We all get angry and that is okay. It is how we handle the anger that matters. The first step in anger management is recognizing that you are angry. Take a moment to figure out why you are angry. Think about the best way to express that anger. In the above example, the wife could have told her husband, “I feel unappreciated when you say certain things”. She vented, he gets a chance to explain his comment, apologize, or find out more about how and why his wife has these feelings. (Communication! A plus in any relationship). Had she kept the anger bottled-up, she would continue to let the anger grow and anything her husband did would have annoyed her. At some point she might have “blown”, either at her husband or at the children.

Or keeping the anger inside may have caused physical symptoms and she might have really had a headache by bedtime.

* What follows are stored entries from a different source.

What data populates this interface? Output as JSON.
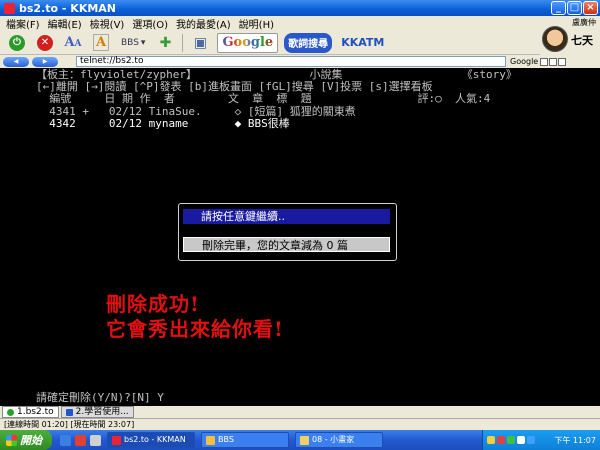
{
  "window": {
    "title": "bs2.to - KKMAN"
  },
  "menu": [
    "檔案(F)",
    "編輯(E)",
    "檢視(V)",
    "選項(O)",
    "我的最愛(A)",
    "說明(H)"
  ],
  "toolbar": {
    "bbs_label": "BBS",
    "google_label": "Google",
    "lyric_label": "歌詞搜尋",
    "kkatm_label": "KKATM"
  },
  "user": {
    "name": "盧廣仲",
    "tag": "七天"
  },
  "address": {
    "value": "telnet://bs2.to",
    "search_label": "Google"
  },
  "terminal": {
    "header": "【板主：flyviolet/zypher】                 小說集                  《story》",
    "help": "[←]離開 [→]閱讀 [^P]發表 [b]進板畫面 [fGL]搜尋 [V]投票 [s]選擇看板",
    "columns": "  編號     日 期 作  者        文  章  標  題                評:○  人氣:4",
    "rows": [
      "  4341 +   02/12 TinaSue.     ◇ [短篇] 狐狸的關東煮",
      "  4342     02/12 myname       ◆ BBS很棒"
    ],
    "prompt": "請確定刪除(Y/N)?[N] Y"
  },
  "dialog": {
    "title": "請按任意鍵繼續..",
    "message": "刪除完畢，您的文章減為 0 篇"
  },
  "overlay": {
    "line1": "刪除成功!",
    "line2": "它會秀出來給你看!"
  },
  "connection_tabs": [
    {
      "label": "1.bs2.to"
    },
    {
      "label": "2.學習使用..."
    }
  ],
  "status": {
    "text": "[連線時間 01:20] [現在時間 23:07]"
  },
  "taskbar": {
    "start_label": "開始",
    "tasks": [
      {
        "label": "bs2.to - KKMAN"
      },
      {
        "label": "BBS"
      },
      {
        "label": "08 - 小畫家"
      }
    ],
    "clock": "下午 11:07"
  }
}
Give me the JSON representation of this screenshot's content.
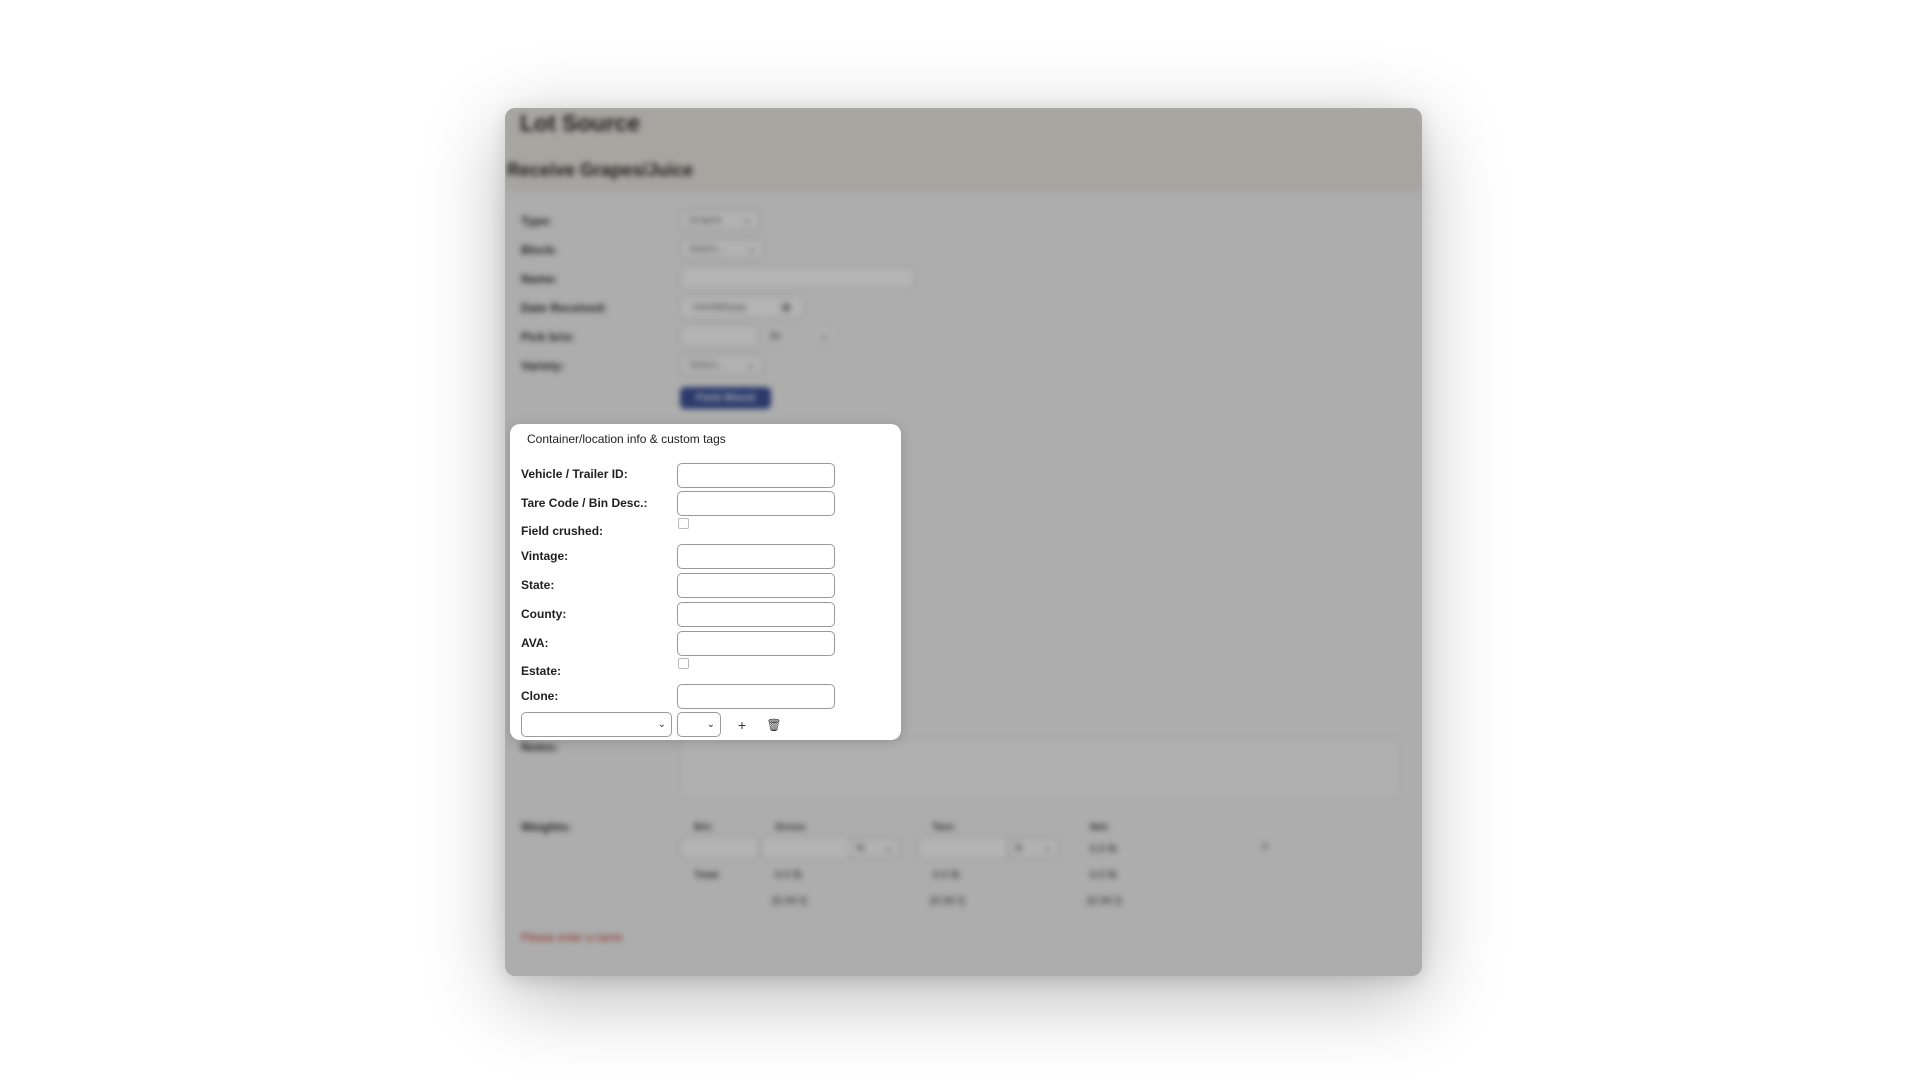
{
  "window": {
    "title": "Lot Source",
    "section": "Receive Grapes/Juice"
  },
  "form": {
    "type": {
      "label": "Type:",
      "value": "Grapes"
    },
    "block": {
      "label": "Block:",
      "value": "Select..."
    },
    "name": {
      "label": "Name:",
      "value": ""
    },
    "date_received": {
      "label": "Date Received:",
      "placeholder": "mm/dd/yyyy"
    },
    "pick_brix": {
      "label": "Pick brix:",
      "unit": "Bx"
    },
    "variety": {
      "label": "Variety:",
      "value": "Select..."
    },
    "field_blend_button": "Field Blend",
    "notes": {
      "label": "Notes:"
    }
  },
  "weights": {
    "label": "Weights:",
    "headers": {
      "bin": "Bin:",
      "gross": "Gross:",
      "tare": "Tare:",
      "net": "Net:"
    },
    "gross_unit": "lb",
    "tare_unit": "lb",
    "row_net": "0.0 lb",
    "total_label": "Total:",
    "totals": {
      "gross": "0.0 lb",
      "tare": "0.0 lb",
      "net": "0.0 lb"
    },
    "tons": {
      "gross": "(0.00 t)",
      "tare": "(0.00 t)",
      "net": "(0.00 t)"
    },
    "remove_symbol": "×"
  },
  "error_text": "Please enter a name",
  "panel": {
    "title": "Container/location info & custom tags",
    "fields": {
      "vehicle": {
        "label": "Vehicle / Trailer ID:",
        "value": ""
      },
      "tare_code": {
        "label": "Tare Code / Bin Desc.:",
        "value": ""
      },
      "field_crushed": {
        "label": "Field crushed:"
      },
      "vintage": {
        "label": "Vintage:",
        "value": ""
      },
      "state": {
        "label": "State:",
        "value": ""
      },
      "county": {
        "label": "County:",
        "value": ""
      },
      "ava": {
        "label": "AVA:",
        "value": ""
      },
      "estate": {
        "label": "Estate:"
      },
      "clone": {
        "label": "Clone:",
        "value": ""
      }
    },
    "add_symbol": "+",
    "delete_symbol": "🗑"
  }
}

Take time to cool off. Usually when we get angry we tense up, breathe short, shallow breaths, and our heart beats faster. In other words, we get ready to fight. One of the most effective ways to calm down is to take several deep breaths, letting them out slowly. Count to 10, 20.. 100. Take a walk. Remove yourself from the situation.

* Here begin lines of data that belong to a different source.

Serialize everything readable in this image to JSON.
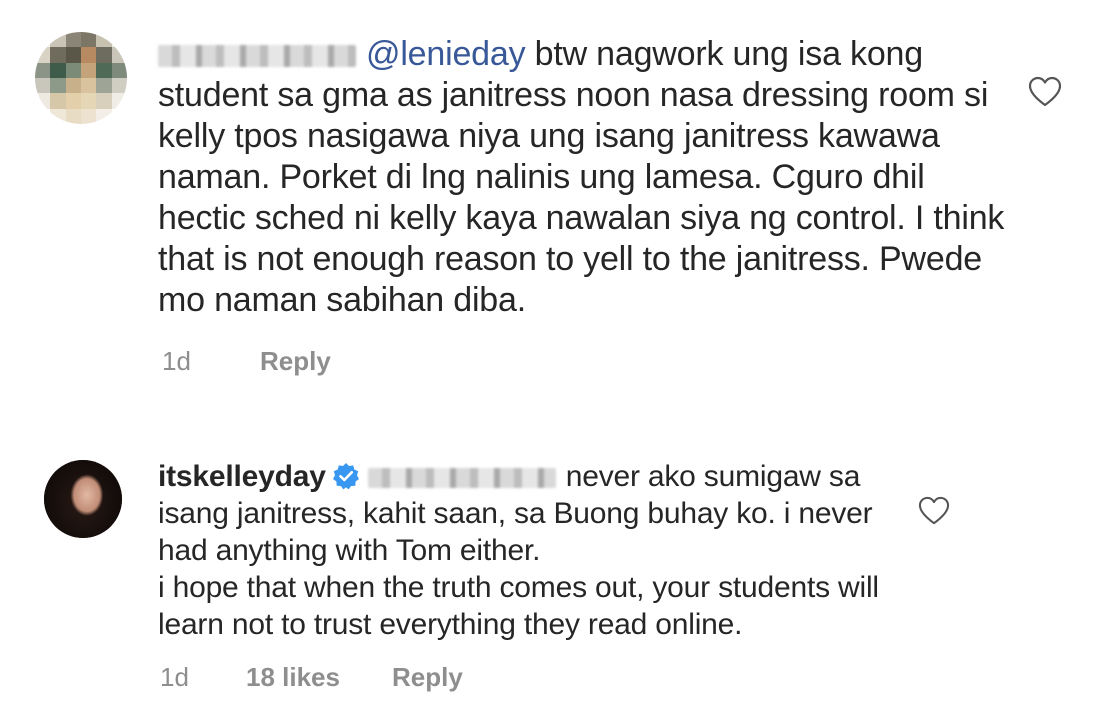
{
  "comments": [
    {
      "mention": "@lenieday",
      "body": " btw nagwork ung isa kong student sa gma as janitress noon nasa dressing room si kelly tpos nasigawa niya ung isang janitress kawawa naman. Porket di lng nalinis ung lamesa. Cguro dhil hectic sched ni kelly kaya nawalan siya ng control. I think that is not enough reason to yell to the janitress. Pwede mo naman sabihan diba.",
      "time": "1d",
      "reply_label": "Reply",
      "icons": {
        "like": "heart-outline-icon"
      }
    },
    {
      "username": "itskelleyday",
      "body": "never ako sumigaw sa isang janitress, kahit saan, sa Buong buhay ko. i never had anything with Tom either.\ni hope that when the truth comes out, your students will learn not to trust everything they read online.",
      "time": "1d",
      "likes": "18 likes",
      "reply_label": "Reply",
      "icons": {
        "verified": "verified-badge-icon",
        "like": "heart-outline-icon"
      }
    }
  ],
  "colors": {
    "text": "#262626",
    "mention": "#385898",
    "meta": "#8e8e8e",
    "verified": "#3897f0"
  }
}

Think about ways to express your anger. Are your words or actions going to make the matter worse or create more problems? Do you feel like slapping your children when you are angry? I have often heard “I’m so mad I just want to hit someone or break something”. Stop and Think. Will spanking my child when I am this angry be an effective way of teaching and disciplining, or will it only help me feel better by releasing my anger? Could I bruise my child? Will I regret the spanking later? What kind of example am I setting in regard to using physical means to express anger? Am I modeling violence as a solution?

In other words, evaluate the consequences of your actions and then choose the best way.

Anger is a strong feeling that will always be a part of our lives. When it is uncontrolled it can ruin our lives and the lives of others; when it is repressed and denied it can cause physical ailments and bitterness. However, anger that is well managed can make us stronger and more effective in dealing with others.

Seeking counseling for anger management will help you identify the triggers to your anger, as well as the personal costs of anger. You will become more aware of how anger hurts yourself and others. You will learn communication skills, coping skills, relaxation skills and problem solving skills. All these will help you cool down and manage the anger in a healthy way.